Bahrain: Soaring temperatures will make Gulf countries uninhabitable before the end of this century if greenhouse gas emissions are not curbed, according to a new report.
The study, which was published in the scientific journal Nature Climate Change earlier this week, projects heatwaves by 2070 that will be more severe than anything previously experienced.
Even young, healthy people will be unable to maintain a safe body temperature in such conditions, while the elderly and very young will be even more at risk.
Authored by professor Elfatih Eltahir of Massachusetts Institute of Technology and professor Jeremy Pal of Loyola Marymount University in Los Angeles, the study predicts that the hottest days of summer today will become a near-daily occurrence in future.
“Like all living species, human survival is partially a function of the environmental temperature,” said the authors, who drew a distinction between so-called “dry-bulb” and “wet-bulb” temperature – the latter being a combined measure of temperature and humidity.
“A human body may be able to adapt to extremes of dry-bulb temperature through perspiration and associated evaporative cooling, provided that the wet-bulb temperature remains below a threshold of 35C.”
The limit of “survivability” for a fit person under well-ventilated outdoor conditions is 35C at 100 per cent humidity.
This threshold can also be crossed with a higher temperature and lower humidity level – 46C at 50pc humidity, for example.
Without air conditioning, humans can only last for about six hours under such conditions before their bodies begin to shut down, according
to the authors.
“We project, using an ensemble of high-resolution regional climate model simulations, that extremes of wet-bulb temperature in the region around the Arabian Gulf are likely to approach and exceed this critical threshold under the business-as-usual scenario of future greenhouse gas concentrations,” they said.
Hotspot
“Our results expose a specific regional hotspot where climate change, in the absence of significant mitigation, is likely to severely impact human habitability in the future.”
Currently, wet-bulb temperatures rarely exceed 31C in the Gulf, but if it were to climb higher the authors predict several knock-on effects for vital infrastructure and transport.
“When temperature approaches such extremes, much machinery designed for the current climate may malfunction. For example, aircraft may not operate properly during take-off and landing, and rail lines can buckle at extreme temperatures, even at temperatures around 40C.”
The report postulates that by the end of the century, the present-day hottest summers will become “approximately a normal summer day”.
Temperatures on the Red Sea are expected to be
milder, but still “fairly severe”, with Jeddah and Mecca being impacted. “These extreme conditions are of severe consequence to the Muslim rituals of Haj, when pilgrims (approximately two million) pray outdoors from dawn to dusk near Mecca,” said the report.
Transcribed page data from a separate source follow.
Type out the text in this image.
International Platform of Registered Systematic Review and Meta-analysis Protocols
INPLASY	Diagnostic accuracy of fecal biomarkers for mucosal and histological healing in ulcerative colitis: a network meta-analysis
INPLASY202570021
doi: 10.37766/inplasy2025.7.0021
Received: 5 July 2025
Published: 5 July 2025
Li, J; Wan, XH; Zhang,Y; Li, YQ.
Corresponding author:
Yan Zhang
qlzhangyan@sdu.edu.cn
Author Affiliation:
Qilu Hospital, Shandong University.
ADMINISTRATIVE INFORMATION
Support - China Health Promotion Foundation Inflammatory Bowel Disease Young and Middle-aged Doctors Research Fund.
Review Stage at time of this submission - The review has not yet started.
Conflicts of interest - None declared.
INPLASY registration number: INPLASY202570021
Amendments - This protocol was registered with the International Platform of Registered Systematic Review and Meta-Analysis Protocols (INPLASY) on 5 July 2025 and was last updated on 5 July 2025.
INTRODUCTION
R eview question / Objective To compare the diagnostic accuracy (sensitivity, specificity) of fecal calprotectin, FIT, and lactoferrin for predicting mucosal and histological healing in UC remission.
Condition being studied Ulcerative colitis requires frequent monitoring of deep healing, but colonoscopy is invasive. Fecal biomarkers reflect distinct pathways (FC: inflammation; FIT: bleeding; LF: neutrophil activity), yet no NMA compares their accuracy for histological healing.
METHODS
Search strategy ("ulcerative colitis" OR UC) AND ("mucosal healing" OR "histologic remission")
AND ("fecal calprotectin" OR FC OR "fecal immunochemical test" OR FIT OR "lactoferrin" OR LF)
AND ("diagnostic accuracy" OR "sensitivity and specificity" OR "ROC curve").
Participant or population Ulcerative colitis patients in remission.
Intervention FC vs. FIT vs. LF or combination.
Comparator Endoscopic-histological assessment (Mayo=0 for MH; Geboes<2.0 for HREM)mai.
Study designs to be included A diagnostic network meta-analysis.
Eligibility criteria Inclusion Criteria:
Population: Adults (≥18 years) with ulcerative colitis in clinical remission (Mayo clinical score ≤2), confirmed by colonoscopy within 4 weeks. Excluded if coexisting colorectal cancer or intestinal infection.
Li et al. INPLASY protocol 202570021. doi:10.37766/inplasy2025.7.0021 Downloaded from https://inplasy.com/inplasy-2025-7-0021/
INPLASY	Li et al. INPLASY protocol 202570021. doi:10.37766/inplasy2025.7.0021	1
“This necessary outdoor Muslim ritual is likely to become hazardous to human health, especially for the many elderly pilgrims, when the Haj occurs during the boreal (Northern Hemisphere)
summer.”
The end result will be that life in the region becomes unsustainable – especially to those most vulnerable, the authors said.
“Under such conditions, climate change would possibly lead to premature death of the weakest – namely children and elderly,” they said.
“A plausible analogy of future climate for many locations in Southwest Asia is the current climate of the desert of Northern Afar on the African side of the Red Sea, a region with no permanent human settlements owing to its extreme climate.”